Tarihi 11 Şubat 2021

Yaşadıkça!

ÇOCUKLUĞUMUZDAKI onurlu öğretmenlerimiz öğretmişti.
"Siz yoldan çıkmazsanız yollar sizi terk etmez." O yüzden her biçimde "yolunu bulanlarla" aynı yolda yürümedik.

Çocukluğumuzda insanlığın para birimi yoktu, bizlere öyle öğrettiler.
Sonraki zamanda paranın gücünü gösterdiler.
İnsanların kendilerini kolayca satması paranın gücünden çok, insanların alçaklığıydı aslında.

Bunlara karşılık çocuğunun okul masrafını karşılamak için böbreğini satan babaları da gördüm.
O yüzden organlarımı çocuklar için yaşayan onurlu insanlara bağışladım.
İsimlerini beynime kazıdığım hayatımdaki zalimleri son nefesimde bile bağışlamam.
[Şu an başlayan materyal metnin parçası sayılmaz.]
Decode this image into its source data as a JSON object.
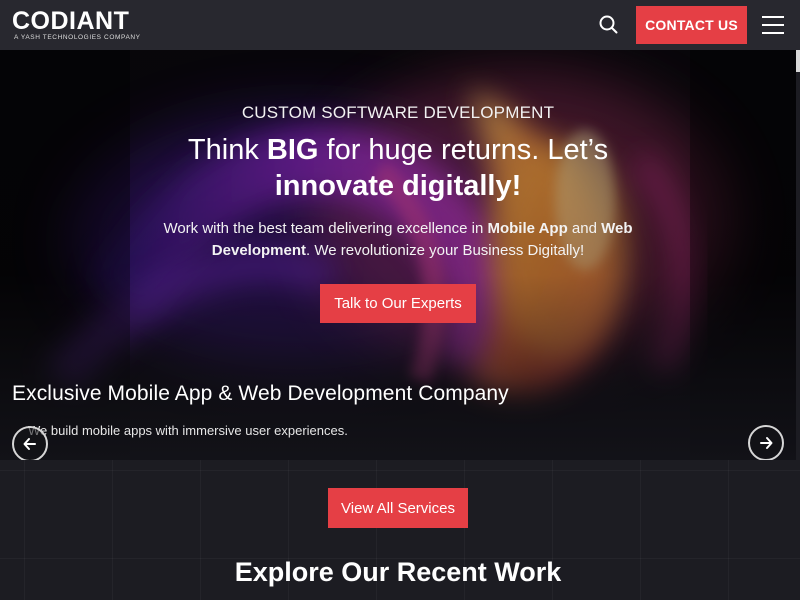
{
  "header": {
    "logo_text": "CODIANT",
    "logo_tagline": "A YASH TECHNOLOGIES COMPANY",
    "contact_label": "CONTACT US"
  },
  "hero": {
    "eyebrow": "CUSTOM SOFTWARE DEVELOPMENT",
    "headline_part1": "Think ",
    "headline_bold1": "BIG",
    "headline_part2": " for huge returns. Let’s",
    "headline_bold2": "innovate digitally!",
    "sub_part1": "Work with the best team delivering excellence in ",
    "sub_bold1": "Mobile App",
    "sub_part2": " and ",
    "sub_bold2": "Web Development",
    "sub_part3": ". We revolutionize your Business Digitally!",
    "cta_label": "Talk to Our Experts"
  },
  "slider": {
    "title": "Exclusive Mobile App & Web Development Company",
    "description": "We build mobile apps with immersive user experiences."
  },
  "services": {
    "button_label": "View All Services"
  },
  "recent_work": {
    "title": "Explore Our Recent Work"
  },
  "colors": {
    "accent": "#e53f45",
    "header_bg": "#28282f",
    "page_bg": "#1c1c22"
  },
  "icons": {
    "search": "search-icon",
    "menu": "hamburger-menu-icon",
    "prev": "arrow-left-icon",
    "next": "arrow-right-icon"
  }
}
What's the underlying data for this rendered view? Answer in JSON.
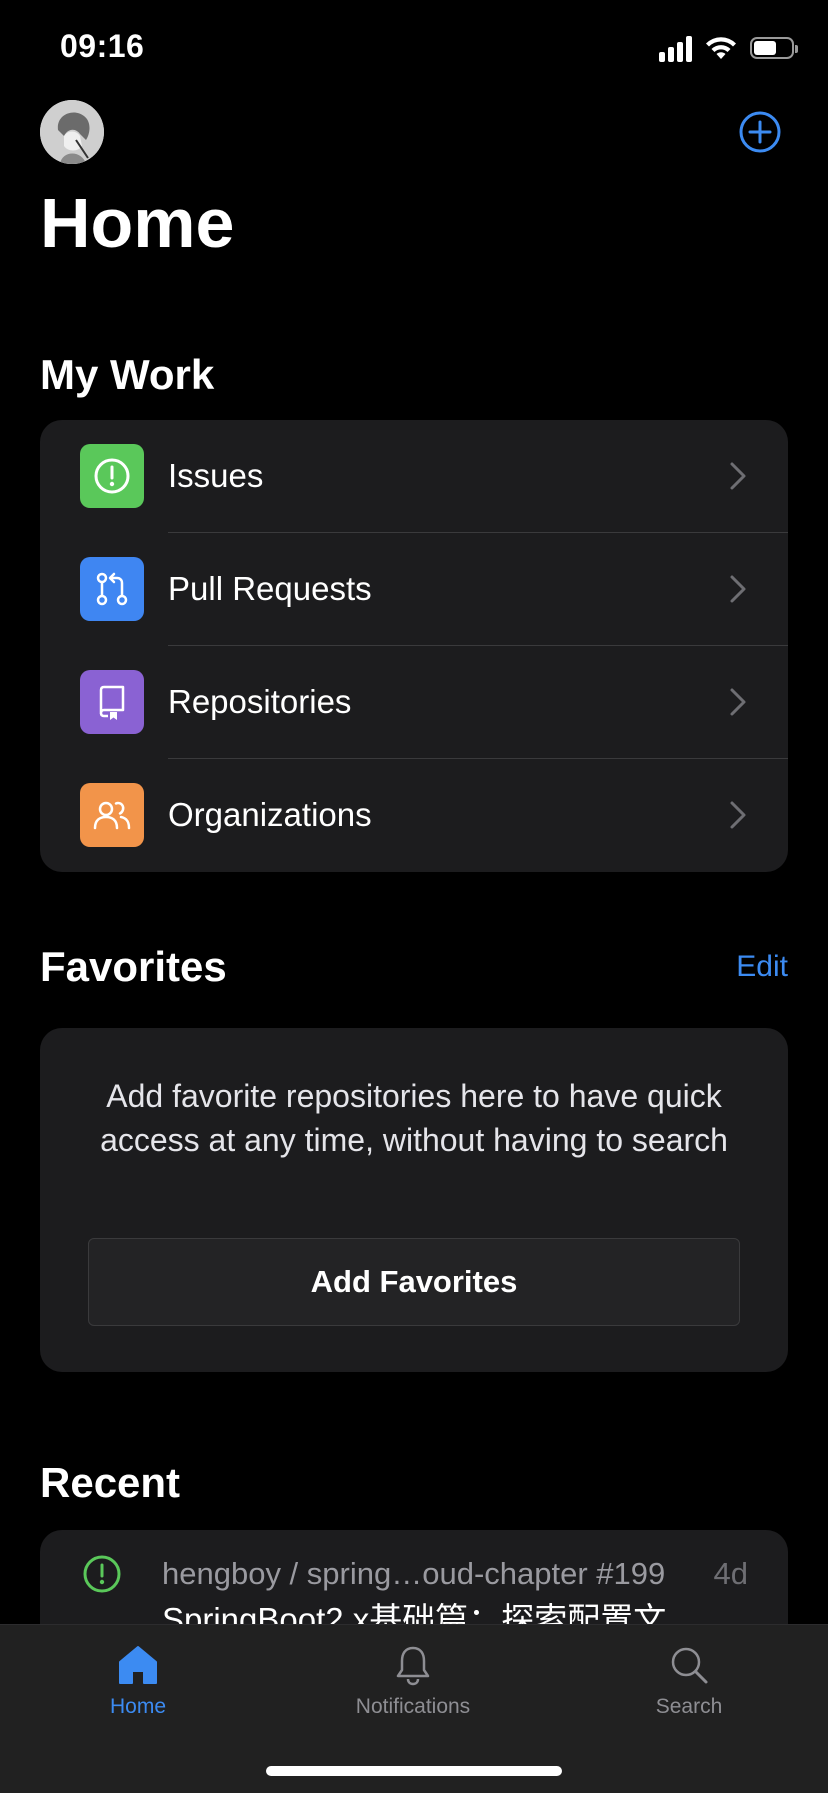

Çok zengin bir adamın berberi olsam, "sizin vicdanınızı kim tıraş ediyor" diye sorarım.
Karşımda başını eğerken vereceği cevaba göre davranırım.
Merak etmeyin elimdeki makasla ancak onun cümlelerinin önünü keserim!

Gençliğimde amatör futbol oynadığım eski dostlarımdan biri geçenlerde "neler yapıyorsun?" diye sordu, "Topun gelişine vuruyorum" dedim, "nereye giderse!"

14 Şubat için eski sevgililerime şimdiden attım tebrik kartlarını, ancak ulaşır.
Ölmüş olanlar varsa ruhlarına gitsin, kalbimizde öldürdüklerimizi de hiçbir tebrik kartı canlandıramaz!

Akvaryumdaki balıklar denizlerdeki balıklardan talihli sayıyor kendilerini.
Oltaya gelmedikleri için!
Oysa özgürlük; oltaya gelme ihtimaline bile karşı durabilmektir, ölene kadar yemlenmek değil!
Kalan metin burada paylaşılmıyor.